Keep your professional identity and brand in mind in all your communications. The immediacy of email, text, and instant messaging can lead to throw away lines that may be misinterpreted. Unfortunately, emails and other types of messages are recorded and therefore leave a trail and can be used against you. Careers can be ruined based on a frivolous email remark.

Tips for professional communication:

  • Use a professional email address.  Your JCU email address is ideal and you can keep using it after you graduate from your course.
  • Check your emails regularly – employers will expect you to respond in a timely manner.
  • An email is not a text message to a friend – be professional.
  • If you are asking for assistance, make that clear – provide enough detail for the recipient to be able to help you.
  • Use simple, plain English and always be polite and respectful.
  • Avoid using text speak, abbreviations, or emoticons when contacting professionals.
  • Even when space is at a premium, keep your language more formal than communicating with friends
  • Carefully consider and review your response before hitting the send key – never respond when under the influence of a strong emotion.
  • Do not answer your phone informally – this may be your first contact with your future boss.
  • Have a professional voice mail message.

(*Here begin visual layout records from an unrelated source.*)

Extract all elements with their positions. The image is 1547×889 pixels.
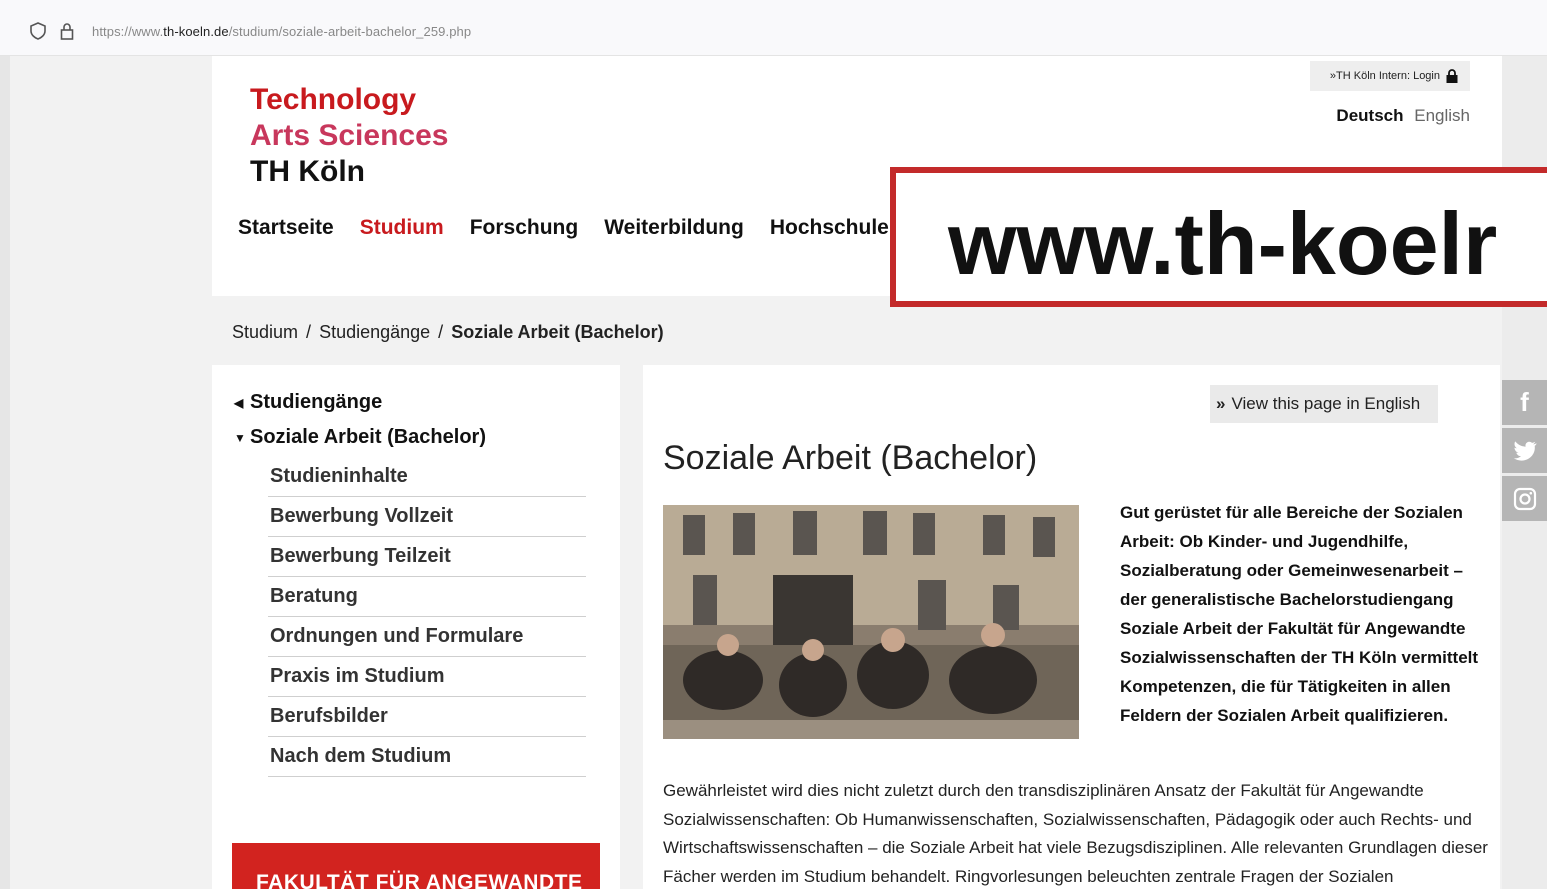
- sidenav-item-bewerbung-vollzeit[interactable]: Bewerbung Vollzeit: [268, 497, 586, 537]
- th-koeln-logo[interactable]: Technology Arts Sciences TH Köln: [250, 82, 448, 190]
- facebook-icon[interactable]: f: [1502, 380, 1547, 425]
- sidenav-item-nach-dem-studium[interactable]: Nach dem Studium: [268, 737, 586, 777]
- breadcrumb-current: Soziale Arbeit (Bachelor): [451, 322, 664, 342]
- twitter-icon[interactable]: [1502, 428, 1547, 473]
- caret-down-icon: ▼: [234, 430, 246, 445]
- nav-hochschule[interactable]: Hochschule: [770, 216, 889, 240]
- double-chevron-right-icon: »: [1216, 394, 1226, 413]
- sidenav-current-item[interactable]: ▼ Soziale Arbeit (Bachelor): [234, 426, 486, 449]
- url-callout-overlay: www.th-koelr: [890, 167, 1547, 307]
- shield-icon[interactable]: [30, 22, 46, 40]
- breadcrumb: Studium / Studiengänge / Soziale Arbeit (Bac…: [232, 322, 664, 342]
- url-text[interactable]: https://www.th-koeln.de/studium/soziale-…: [92, 24, 471, 39]
- sidenav-item-ordnungen[interactable]: Ordnungen und Formulare: [268, 617, 586, 657]
- sidenav-item-bewerbung-teilzeit[interactable]: Bewerbung Teilzeit: [268, 537, 586, 577]
- students-photo: [663, 505, 1079, 739]
- lang-english[interactable]: English: [1414, 106, 1470, 125]
- language-switch: Deutsch English: [1336, 106, 1470, 126]
- padlock-icon: [1446, 69, 1458, 83]
- breadcrumb-studiengaenge[interactable]: Studiengänge: [319, 322, 430, 342]
- intern-login-link[interactable]: »TH Köln Intern: Login: [1309, 61, 1470, 91]
- nav-weiterbildung[interactable]: Weiterbildung: [604, 216, 744, 240]
- lock-icon[interactable]: [60, 22, 74, 40]
- sidenav-item-beratung[interactable]: Beratung: [268, 577, 586, 617]
- sidenav-item-praxis[interactable]: Praxis im Studium: [268, 657, 586, 697]
- nav-studium[interactable]: Studium: [360, 216, 444, 240]
- main-navigation: Startseite Studium Forschung Weiterbildu…: [238, 216, 889, 240]
- social-links: f: [1502, 380, 1547, 524]
- body-text: Gewährleistet wird dies nicht zuletzt du…: [663, 781, 1488, 886]
- lang-deutsch[interactable]: Deutsch: [1336, 106, 1403, 125]
- faculty-banner[interactable]: FAKULTÄT FÜR ANGEWANDTE: [232, 843, 600, 889]
- view-in-english-button[interactable]: » View this page in English: [1210, 385, 1438, 423]
- main-content: » View this page in English Soziale Arbei…: [643, 365, 1500, 889]
- sidenav-item-berufsbilder[interactable]: Berufsbilder: [268, 697, 586, 737]
- sidenav-item-studieninhalte[interactable]: Studieninhalte: [268, 457, 586, 497]
- intro-text: Gut gerüstet für alle Bereiche der Sozia…: [1120, 503, 1479, 725]
- sidenav-parent-link[interactable]: ◀ Studiengänge: [234, 391, 382, 414]
- instagram-icon[interactable]: [1502, 476, 1547, 521]
- nav-startseite[interactable]: Startseite: [238, 216, 334, 240]
- side-navigation: ◀ Studiengänge ▼ Soziale Arbeit (Bachelor)…: [212, 365, 620, 889]
- sidenav-list: Studieninhalte Bewerbung Vollzeit Bewerb…: [268, 457, 586, 777]
- browser-address-bar: https://www.th-koeln.de/studium/soziale-…: [0, 0, 1547, 56]
- page-title: Soziale Arbeit (Bachelor): [663, 439, 1038, 477]
- left-margin: [0, 56, 10, 889]
- caret-left-icon: ◀: [234, 395, 244, 410]
- nav-forschung[interactable]: Forschung: [470, 216, 579, 240]
- breadcrumb-studium[interactable]: Studium: [232, 322, 298, 342]
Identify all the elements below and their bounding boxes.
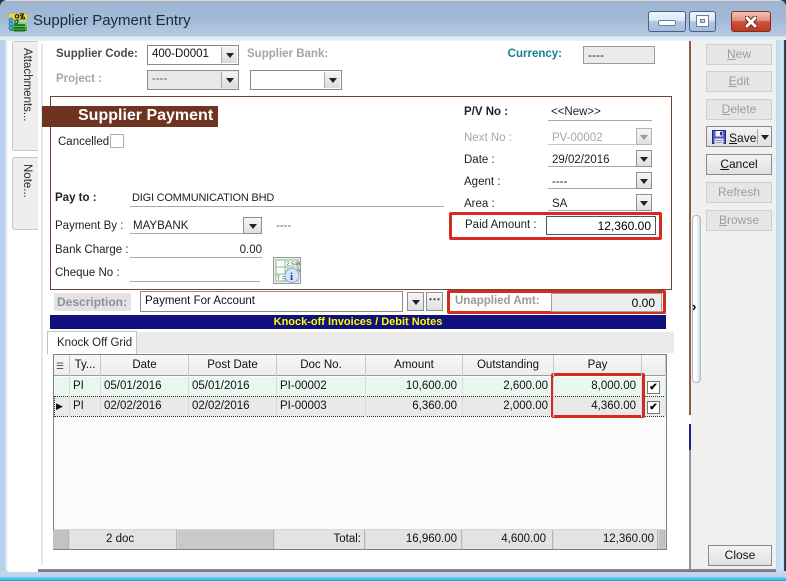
svg-text:2.546: 2.546: [287, 262, 301, 268]
svg-text:i: i: [290, 271, 293, 283]
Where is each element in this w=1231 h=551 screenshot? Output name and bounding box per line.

The 7 C’s of communication

  1. Clear: Ensure the aim and purpose of your message is clear from the outset of your written or verbal communication.
  2. Concise: Less is more when communicating so be brief and targeted.
  3. Concrete: Be focused in your communication and ensure that you are specific, factual and provide the required level of detail.
  4. Correct: Ensure that your spelling, facts and grammar are correct. Also, ensure that the tone, language and choice of words fit the context.
  5. Coherent: Reread your message to ensure that it is logical and your ideas flow smoothly.
  6. Complete: Ensure your communication contains the necessary information required by the receiver to respond.
  7. Courteous: Ensure that you address the recipient politely and appropriately.